You can read the Board of Health’s missions, roles, priorities and functions here.  Their responsibilities are listed here. Then go here to see who is carrying out those responsibilities  It is important that you do so. It will give you pause.

The Board consists of “15 residents of the Commonwealth appointed by the Governor for terms of four years each in accordance with Va. Code § 32.1-5”.  We should all thank each member of the current board for their service, but as currently constituted, the board is demonstrably far less qualified than it needs to be. It meets only four times a year in Richmond, and never during a General Assembly session, so the members are really not given sufficient opportunity to carry out their critical responsibilities.

The Governor can go here to see what a real health commission looks like, in this case that of neighboring Maryland. The Maryland Commission is composed of 15 members appointed by the Governor, with the advice and consent of the Senate, for a term of four years. That distinguished panel meets monthly and does real work, including oversight of Maryland’s certificate of need program.

No one can defend the handling of healthcare legislation in the General Assembly. Lawmakers are swamped every year by complex and far-reaching bills written by lobbyists and sponsored by members to whom they are handed. The General Assembly simply does not have enough professional staff to evaluate them.

Among its duties, the Maryland Health Commission takes public positions on bills in the legislature in time for that body to consider their professional inputs, as seen here.  I think every member of the Virginia General Assembly would admit privately that they need the professional help. Deep-pocketed lobbyists will fight the changes to the Virginia “system” to the death. The last thing they want is their legislation assessed by health professionals.

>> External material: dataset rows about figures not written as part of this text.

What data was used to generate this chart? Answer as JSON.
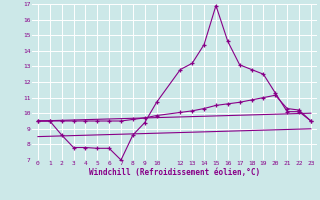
{
  "bg_color": "#cce8e8",
  "grid_color": "#ffffff",
  "line_color": "#880088",
  "xlabel": "Windchill (Refroidissement éolien,°C)",
  "xlim": [
    -0.5,
    23.5
  ],
  "ylim": [
    7,
    17
  ],
  "yticks": [
    7,
    8,
    9,
    10,
    11,
    12,
    13,
    14,
    15,
    16,
    17
  ],
  "xticks": [
    0,
    1,
    2,
    3,
    4,
    5,
    6,
    7,
    8,
    9,
    10,
    12,
    13,
    14,
    15,
    16,
    17,
    18,
    19,
    20,
    21,
    22,
    23
  ],
  "line1_x": [
    0,
    1,
    2,
    3,
    4,
    5,
    6,
    7,
    8,
    9,
    10,
    12,
    13,
    14,
    15,
    16,
    17,
    18,
    19,
    20,
    21,
    22,
    23
  ],
  "line1_y": [
    9.5,
    9.5,
    8.6,
    7.8,
    7.8,
    7.75,
    7.75,
    7.0,
    8.6,
    9.4,
    10.7,
    12.8,
    13.2,
    14.4,
    16.9,
    14.6,
    13.1,
    12.8,
    12.5,
    11.3,
    10.1,
    10.1,
    9.5
  ],
  "line2_x": [
    0,
    1,
    2,
    3,
    4,
    5,
    6,
    7,
    8,
    9,
    10,
    12,
    13,
    14,
    15,
    16,
    17,
    18,
    19,
    20,
    21,
    22,
    23
  ],
  "line2_y": [
    9.5,
    9.5,
    9.5,
    9.5,
    9.5,
    9.5,
    9.5,
    9.5,
    9.6,
    9.7,
    9.85,
    10.05,
    10.15,
    10.3,
    10.5,
    10.6,
    10.7,
    10.85,
    11.0,
    11.15,
    10.3,
    10.2,
    9.5
  ],
  "line3_x": [
    0,
    23
  ],
  "line3_y": [
    9.5,
    10.0
  ],
  "line4_x": [
    0,
    23
  ],
  "line4_y": [
    8.5,
    9.0
  ]
}
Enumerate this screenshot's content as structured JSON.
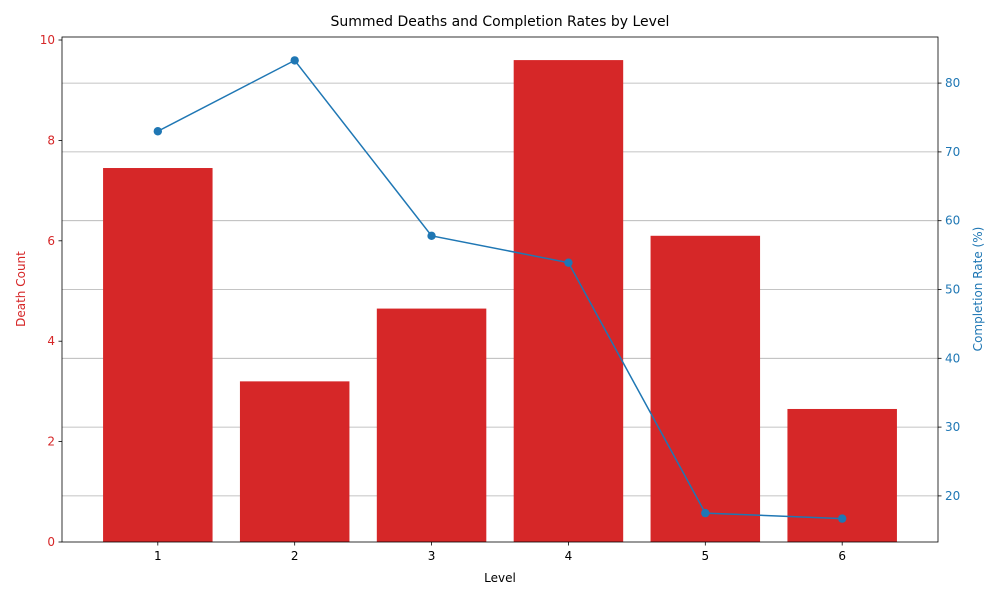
{
  "chart_data": {
    "type": "bar+line",
    "title": "Summed Deaths and Completion Rates by Level",
    "xlabel": "Level",
    "categories": [
      "1",
      "2",
      "3",
      "4",
      "5",
      "6"
    ],
    "left_axis": {
      "label": "Death Count",
      "color": "#d62728",
      "ylim": [
        0,
        10.06
      ],
      "ticks": [
        "0",
        "2",
        "4",
        "6",
        "8",
        "10"
      ]
    },
    "right_axis": {
      "label": "Completion Rate (%)",
      "color": "#1f77b4",
      "ylim": [
        13.3,
        86.7
      ],
      "ticks": [
        "20",
        "30",
        "40",
        "50",
        "60",
        "70",
        "80"
      ]
    },
    "series": [
      {
        "name": "Death Count",
        "kind": "bar",
        "axis": "left",
        "color": "#d62728",
        "values": [
          7.45,
          3.2,
          4.65,
          9.6,
          6.1,
          2.65
        ]
      },
      {
        "name": "Completion Rate (%)",
        "kind": "line",
        "axis": "right",
        "color": "#1f77b4",
        "values": [
          73.0,
          83.3,
          57.8,
          53.9,
          17.5,
          16.7
        ]
      }
    ],
    "grid": "horizontal (right axis)"
  }
}
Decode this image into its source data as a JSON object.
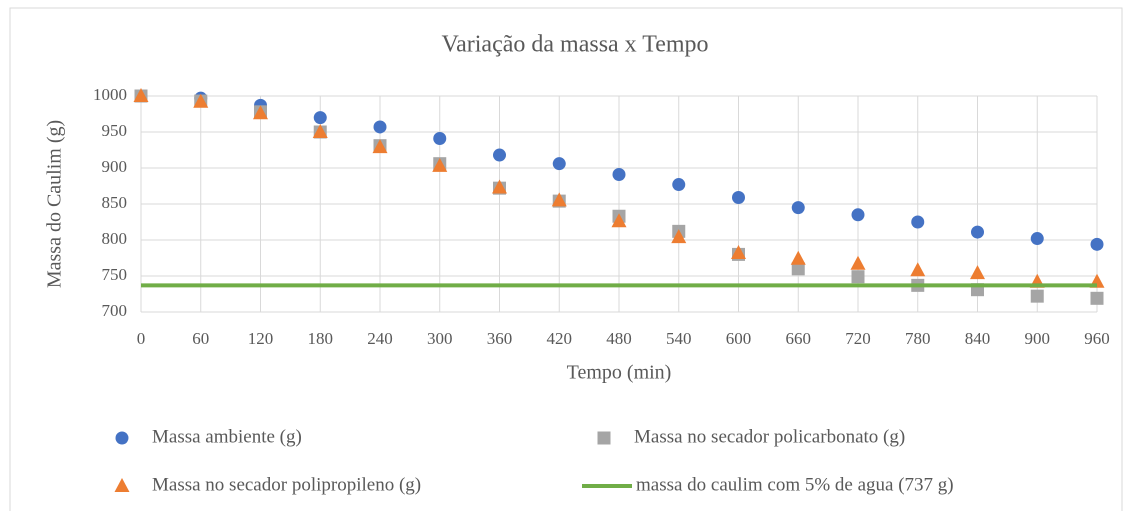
{
  "chart_data": {
    "type": "scatter",
    "title": "Variação da massa x Tempo",
    "xlabel": "Tempo (min)",
    "ylabel": "Massa do Caulim (g)",
    "x": [
      0,
      60,
      120,
      180,
      240,
      300,
      360,
      420,
      480,
      540,
      600,
      660,
      720,
      780,
      840,
      900,
      960
    ],
    "xlim": [
      0,
      960
    ],
    "xticks": [
      0,
      60,
      120,
      180,
      240,
      300,
      360,
      420,
      480,
      540,
      600,
      660,
      720,
      780,
      840,
      900,
      960
    ],
    "ylim": [
      700,
      1000
    ],
    "yticks": [
      700,
      750,
      800,
      850,
      900,
      950,
      1000
    ],
    "grid": true,
    "legend": "bottom",
    "series": [
      {
        "name": "Massa ambiente (g)",
        "color": "#4472c4",
        "marker": "circle",
        "values": [
          1000,
          997,
          987,
          970,
          957,
          941,
          918,
          906,
          891,
          877,
          859,
          845,
          835,
          825,
          811,
          802,
          794
        ]
      },
      {
        "name": "Massa no secador policarbonato (g)",
        "color": "#a5a5a5",
        "marker": "square",
        "values": [
          1000,
          993,
          978,
          950,
          931,
          906,
          872,
          854,
          833,
          812,
          780,
          760,
          749,
          737,
          731,
          722,
          719
        ]
      },
      {
        "name": "Massa no secador polipropileno (g)",
        "color": "#ed7d31",
        "marker": "triangle",
        "values": [
          1000,
          992,
          976,
          950,
          929,
          903,
          873,
          855,
          826,
          804,
          782,
          774,
          767,
          758,
          754,
          742,
          742
        ]
      },
      {
        "name": "massa do caulim com 5% de agua (737 g)",
        "color": "#70ad47",
        "marker": "line",
        "values": [
          737,
          737,
          737,
          737,
          737,
          737,
          737,
          737,
          737,
          737,
          737,
          737,
          737,
          737,
          737,
          737,
          737
        ]
      }
    ]
  }
}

The Governor can start by proposing a change to § 32.1-5 that removes the restriction that Board of Health members be residents of the state, defines their required qualifications, charges them to meet monthly, provides them with appropriate staff, and adds to their duties the review and public assessment of health care legislation and oversight of the Certificate of Public Need program. Members should be paid appropriately for their work. I recommend that Virginia  copy the Maryland Health Commission law and paste it into the Code of Virginia. Then the only major issue that will remain is how to keep the special interests like the hospital lobby from packing that body with their own people. I think that can be done if the General Assembly and the Governor are serious about the health and welfare of Virginians.

James C. Sherlock, a Virginia Beach resident, is a retired Navy Captain and a certified enterprise architect. As a private citizen, he has researched and written about the business of healthcare in Virginia.